Ebenfalls auf alte Fragen verweist die vieldiskutierte Problematik, in der Blockchain das geltende materielle Steuerrecht durchzusetzen. Hier zeigen sich der eigentliche rechtspoli­tische Handlungsbedarf und die Chancen der neuen Technologien. Zur Vermeidung eines strukturellen Vollzugsdefizits und zur Ge­währleistung der Rechtsanwen­dungs­­gleich­heit ist zu ent­scheiden, ob national und grenz­überschreitend die Wege des auto­mati­schen Infor­mationsaustausches oder des Steuer­abzugs ausgebaut wer­den sollen. Distributed Ledger-Technologien (DLT) könnten grenzüberschreitend auch das Rubik-Modell wieder als sinnvolle Option erscheinen lassen, bei dem datensparsam der Steuerabzug an der Quelle vorgenom­men und das Steu­eraufkommen zwischen den beteiligten Staaten aufgeteilt wird. Für den Bereich der Umsatz­steuer werden seit langem Modelle unter Ein­beziehung von DLT diskutiert, die Betrugsgestaltungen unterbinden würden. In Smart Contracts ließe sich sowohl ein Tax Split als auch ein automatisches Meldewesen integrieren.

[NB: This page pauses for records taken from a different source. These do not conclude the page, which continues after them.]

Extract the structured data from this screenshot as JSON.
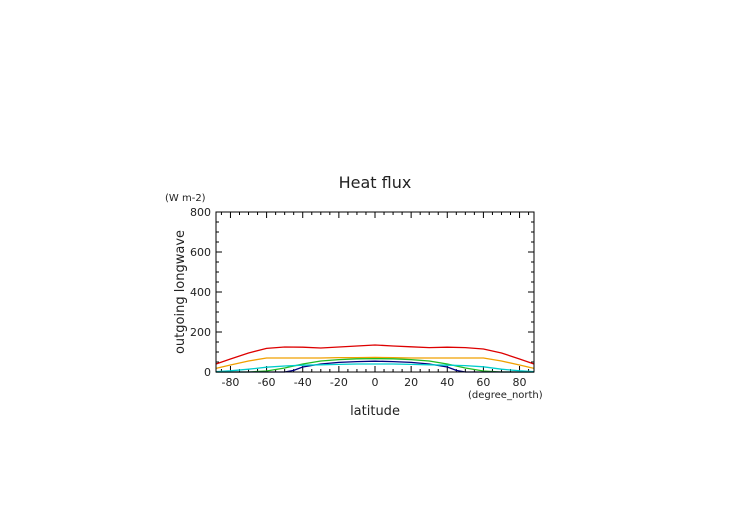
{
  "chart_data": {
    "type": "line",
    "title": "Heat flux",
    "xlabel": "latitude",
    "xunit": "(degree_north)",
    "ylabel": "outgoing longwave",
    "yunit": "(W m-2)",
    "xlim": [
      -88,
      88
    ],
    "ylim": [
      0,
      800
    ],
    "x_ticks": [
      -80,
      -60,
      -40,
      -20,
      0,
      20,
      40,
      60,
      80
    ],
    "y_ticks": [
      0,
      200,
      400,
      600,
      800
    ],
    "grid": false,
    "series": [
      {
        "color": "#dd0000",
        "x": [
          -88,
          -80,
          -70,
          -60,
          -50,
          -40,
          -30,
          -20,
          -10,
          0,
          10,
          20,
          30,
          40,
          50,
          60,
          70,
          80,
          88
        ],
        "y": [
          40,
          65,
          95,
          118,
          125,
          124,
          120,
          125,
          130,
          135,
          130,
          126,
          122,
          124,
          122,
          115,
          95,
          65,
          40
        ]
      },
      {
        "color": "#f0a000",
        "x": [
          -88,
          -80,
          -70,
          -60,
          -50,
          -40,
          -30,
          -20,
          -10,
          0,
          10,
          20,
          30,
          40,
          50,
          60,
          70,
          80,
          88
        ],
        "y": [
          18,
          35,
          55,
          70,
          70,
          70,
          70,
          72,
          72,
          73,
          72,
          70,
          70,
          70,
          70,
          70,
          55,
          35,
          18
        ]
      },
      {
        "color": "#22bb22",
        "x": [
          -88,
          -70,
          -60,
          -50,
          -40,
          -30,
          -20,
          -10,
          0,
          10,
          20,
          30,
          40,
          50,
          60,
          70,
          88
        ],
        "y": [
          0,
          0,
          5,
          20,
          40,
          55,
          62,
          66,
          67,
          66,
          62,
          55,
          40,
          20,
          5,
          0,
          0
        ]
      },
      {
        "color": "#000080",
        "x": [
          -88,
          -60,
          -50,
          -45,
          -40,
          -30,
          -20,
          -10,
          0,
          10,
          20,
          30,
          40,
          45,
          50,
          60,
          88
        ],
        "y": [
          0,
          0,
          0,
          8,
          25,
          40,
          48,
          52,
          54,
          52,
          48,
          40,
          25,
          8,
          0,
          0,
          0
        ]
      },
      {
        "color": "#00cccc",
        "x": [
          -88,
          -80,
          -70,
          -60,
          -50,
          -40,
          -30,
          -20,
          -10,
          0,
          10,
          20,
          30,
          40,
          50,
          60,
          70,
          80,
          88
        ],
        "y": [
          2,
          6,
          14,
          24,
          30,
          34,
          36,
          38,
          40,
          40,
          40,
          38,
          36,
          34,
          32,
          26,
          14,
          6,
          2
        ]
      }
    ]
  }
}
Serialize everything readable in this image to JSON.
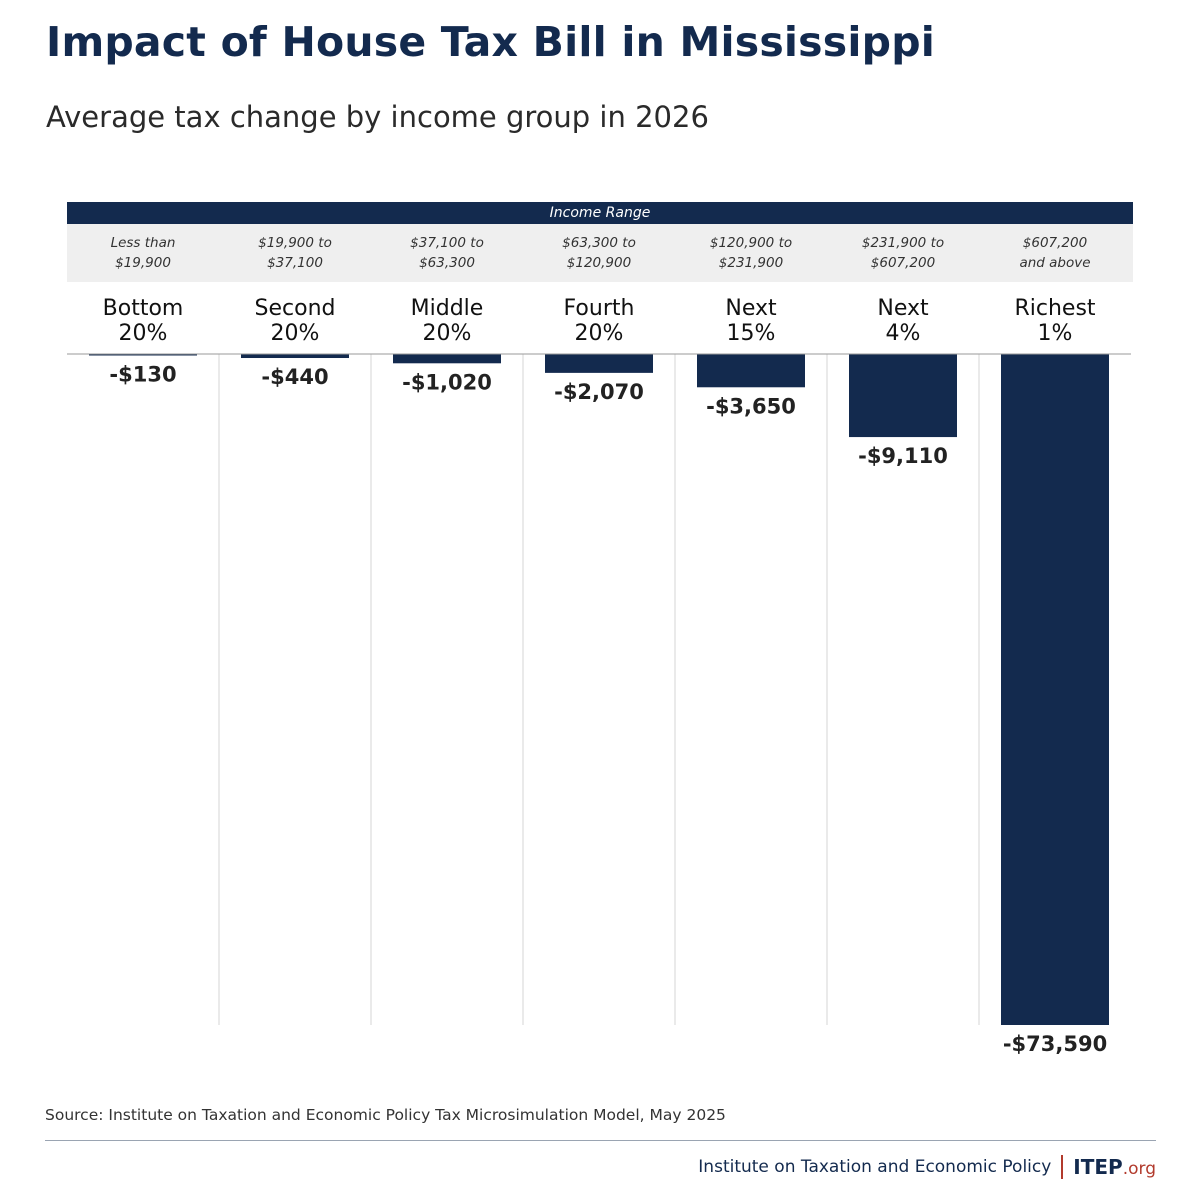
{
  "title": "Impact of House Tax Bill in Mississippi",
  "subtitle": "Average tax change by income group in 2026",
  "range_header": "Income Range",
  "source": "Source: Institute on Taxation and Economic Policy Tax Microsimulation Model, May 2025",
  "footer": {
    "org_name": "Institute on Taxation and Economic Policy",
    "logo_main": "ITEP",
    "logo_suffix": ".org"
  },
  "colors": {
    "bar": "#132a4e",
    "header_band": "#132a4e",
    "range_band": "#efefef",
    "logo_accent": "#b23a2c"
  },
  "chart_data": {
    "type": "bar",
    "categories": [
      "Bottom\n20%",
      "Second\n20%",
      "Middle\n20%",
      "Fourth\n20%",
      "Next\n15%",
      "Next\n4%",
      "Richest\n1%"
    ],
    "income_ranges": [
      "Less than\n$19,900",
      "$19,900 to\n$37,100",
      "$37,100 to\n$63,300",
      "$63,300 to\n$120,900",
      "$120,900 to\n$231,900",
      "$231,900 to\n$607,200",
      "$607,200\nand above"
    ],
    "values": [
      -130,
      -440,
      -1020,
      -2070,
      -3650,
      -9110,
      -73590
    ],
    "value_labels": [
      "-$130",
      "-$440",
      "-$1,020",
      "-$2,070",
      "-$3,650",
      "-$9,110",
      "-$73,590"
    ],
    "ylim": [
      -73590,
      0
    ],
    "grid": false,
    "legend": "none"
  }
}
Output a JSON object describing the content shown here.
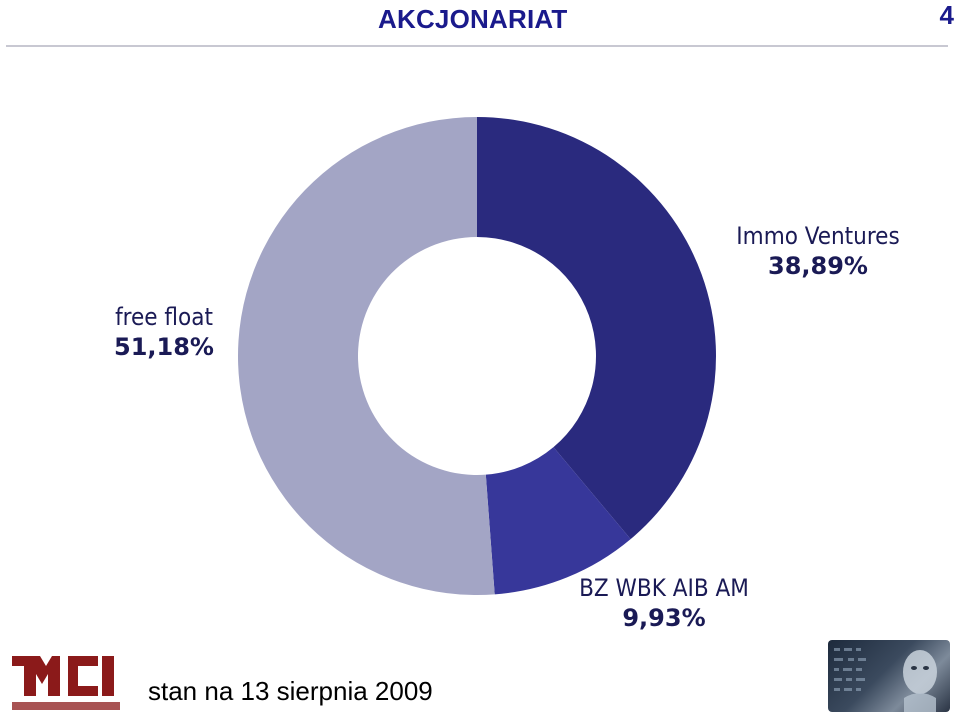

Vermeidung von Umgehungsgestaltungen

Generell sollten neue Technologien den Gesetz­geber veranlassen, über prinzipien­orientierte Regelsetzung nachzudenken. Regelorientierte Ansätze werden Umgehungsgestaltungen auch bei Anwendungen der Blockchain­tech­nologie ermöglichen. In der Grunderwerbsteuer wird die Tokenization, die Vermittlung von Sachwerten durch Treuhandgestaltungen und die Handelbarkeit von wirtschaftlichen Anteilen auf Krypto-Börsen, neben Share Deals auch To­ken Deals ermöglichen. Überlegungen zur Einführung einer Finanztransaktionssteuer werden neue Wege für Finanztransaktionen zu reflektieren haben. Regelorientierte Ansätze werden mit dieser Entwicklung nicht Schritt halten können und ihren Vorteil größerer Rechts­sicher­heit in kurzer Zeit einbüßen.

Technologieförderung

Geschäftsmodelle der Blockchain beruhen auf der Idee eines offenen, dezentralen Registers. Das schließt es denknotwendig aus, einen Registerführer oder einen „Träger“ der Blockchain zu bestimmen. Dieser Vorzug führt aber auch zu der Frage, wer die Blockchain-Infrastruktur zur Ver­fügung stellen sollte und wie Investitionen und der Betrieb finanziert und gefördert werden könnten. Gegenwärtige Projekte profitieren noch von Forschungsförderung und privates En­gagement von der steuerlichen Begünstigung einer Förderung der Allgemeinheit in Gestalt der Förderung von Wissenschaft und Forschung. Der dauerhafte Betrieb einer öffentlichen Blockchain-Infrastruktur wird sich nur schwer darunter subsumieren lassen. Deshalb wird man über neue Wege nachdenken müssen, diese öffentliche Infrastruktur zu finanzieren. Denkbar wäre eine Erwei­terung des Katalogs steuerlich geförderter ge­mein­nütziger Zwecke, denkbar wäre aber auch jenseits der im Gemeinnützigkeitsrecht bereits bestehenden Förderung von Wissenschaft und Forschung, den initialen Aufbau einer öffent­lichen Blockchain-Infrastruktur im Wirtschaftsressort zu verorten und für den Fortbestand  auf die Kräfte des Marktes zu ver­trauen. Einer Monopolbildung wäre durch staatliche Re­gu­lierung der neuen Netze zu begegnen. Handlungsbedarf im Steuerrecht bestünde dann nicht.

Resümee

Das geltende Steuerrecht ist der Blockchain gewachsen. Es ist technologieneutral, für neue Ge­schäfts­modelle offen und kann mit den durch Blockchain-Anwendungen gestalteten trans­nationalen Sachverhalten umgehen. Wo Handlungsbedarf für den Gesetzgeber besteht, ist dieser selten blockchainspezifisch. Wo Rechtsunsicherheiten bestehen, fordern diese nicht den Gesetzgeber, sondern die Verwaltung und die internationalen Koordi­nations­räume heraus. Nur im Vollzug besitzen Blockchaintechno­logien für das Steuerrecht Neuigkeitswert. Dort sollten die Vollzugsrisiken reflektiert, aber auch ihre Chancen genutzt und über lange diskutierte Möglichkeiten ihres Einsatzes etwa im Umsatzsteuerrecht nach­gedacht werden. Die Einzelfragen adressieren die Verwaltung, die Beratungspraxis und die Steuerrechts­wissenschaft, später auch die Rechtsprechung. Sie soll­ten durch den Gesetzgeber nicht technologiebezogen beantwortet werden. Offen bleibt die Frage der Förderung der neuen Technologien über das bestehende Gemeinnützigkeitsrecht und bestehende Instrumente der Forschungs- und Wirtschaftsförderung hinaus. Für eine Erweiterung des Katalogs der gemeinnützigen Zwecke um den Betrieb einer Blockchain-Infrastruktur sind erst noch die Argumente zu sammeln.